Es ist kein Geheimnis, dass Millennials die erste Generation sind, die das Erwachsenenalter in einer schlechteren finanziellen Verfassung als ihre Eltern erreicht. Die meisten von uns verließen das College mit lähmenden Studienschulden und einer erheblich geringeren Zahl an Jobs, um die es zu konkurrieren galt als bei unserer Vorgängergeneration. Wir haben auch ein höheres Vorkommen von Depressionen und Angstzuständen. Dank der sozialen Medien sitzen wir alle herum und fühlen uns schlecht über unsere dürftigen Erfolge, wenn wir sie mit der Besten der Besten vergleichen, die über unseren Zeitplänen schwebt und uns daran erinnert, dass wir noch so viel vor uns haben. Wenn man noch Unheilsmomente wie Donald Trump, die Drohung gegen Roe vs. Wade, die Zunahme von Protesten und Aufständen gegen soziale Ungerechtigkeit und die Gefahr eines Atomkriegs hinzufügt, ist es ziemlich leicht zu verstehen, warum die heutige Generation von Eltern so viel trinkt.

Auf der positiven Seite?
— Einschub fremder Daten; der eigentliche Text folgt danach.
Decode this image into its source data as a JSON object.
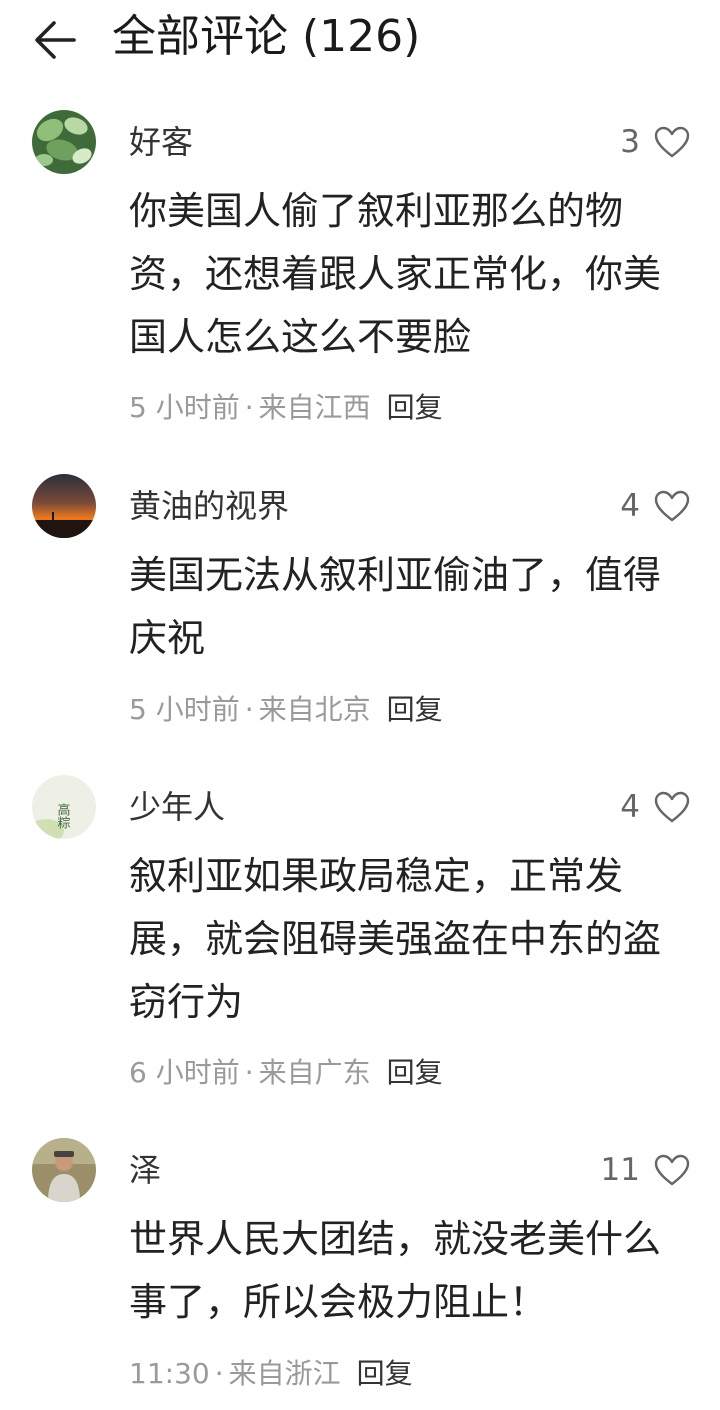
{
  "header": {
    "title": "全部评论 (126)"
  },
  "comments": [
    {
      "user": "好客",
      "likes": "3",
      "text": "你美国人偷了叙利亚那么的物资，还想着跟人家正常化，你美国人怎么这么不要脸",
      "time": "5 小时前",
      "location": "来自江西",
      "reply": "回复"
    },
    {
      "user": "黄油的视界",
      "likes": "4",
      "text": "美国无法从叙利亚偷油了，值得庆祝",
      "time": "5 小时前",
      "location": "来自北京",
      "reply": "回复"
    },
    {
      "user": "少年人",
      "likes": "4",
      "text": "叙利亚如果政局稳定，正常发展，就会阻碍美强盗在中东的盗窃行为",
      "time": "6 小时前",
      "location": "来自广东",
      "reply": "回复",
      "avatar_text": "高粽"
    },
    {
      "user": "泽",
      "likes": "11",
      "text": "世界人民大团结，就没老美什么事了，所以会极力阻止！",
      "time": "11:30",
      "location": "来自浙江",
      "reply": "回复"
    }
  ],
  "icons": {
    "back": "arrow-left-icon",
    "like": "heart-outline-icon"
  },
  "colors": {
    "text_primary": "#222222",
    "text_secondary": "#9a9a9a",
    "icon": "#666666"
  }
}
Als Eltern haben wir trotz mangelnder globaler Wertschätzung die Aufgabe, die Zukunft der menschlichen Existenz zu sichern. Seien Sie also versichert, dass Sie in einem Raum voller ausgeruhter Nicht-Eltern viel wichtiger sind als sie. Sicher, wir sind müde, abgemagert, betrunken und dümmer als unsere Kinder  – „aber wir sind auch innovativer, zielstrebiger und einfühlsamer als unsere Eltern vor uns.“ Unsere Kinder werden in der Lage sein, einen Videobeweis für die drohenden seelischen Qualen zu liefern, die wir zweifellos verursachen werden, wenn sie in 20 Jahren mit der Therapie beginnen , „aber sie werden auch eine solide Aufzeichnung all des bedingungslosen Lobes und der Liebe haben, die wir ihnen entgegenbrachten.“

Also ein Hoch auf meine Millennial-Eltern . Es wird bald vorbei sein, also genieße es, solange du kannst.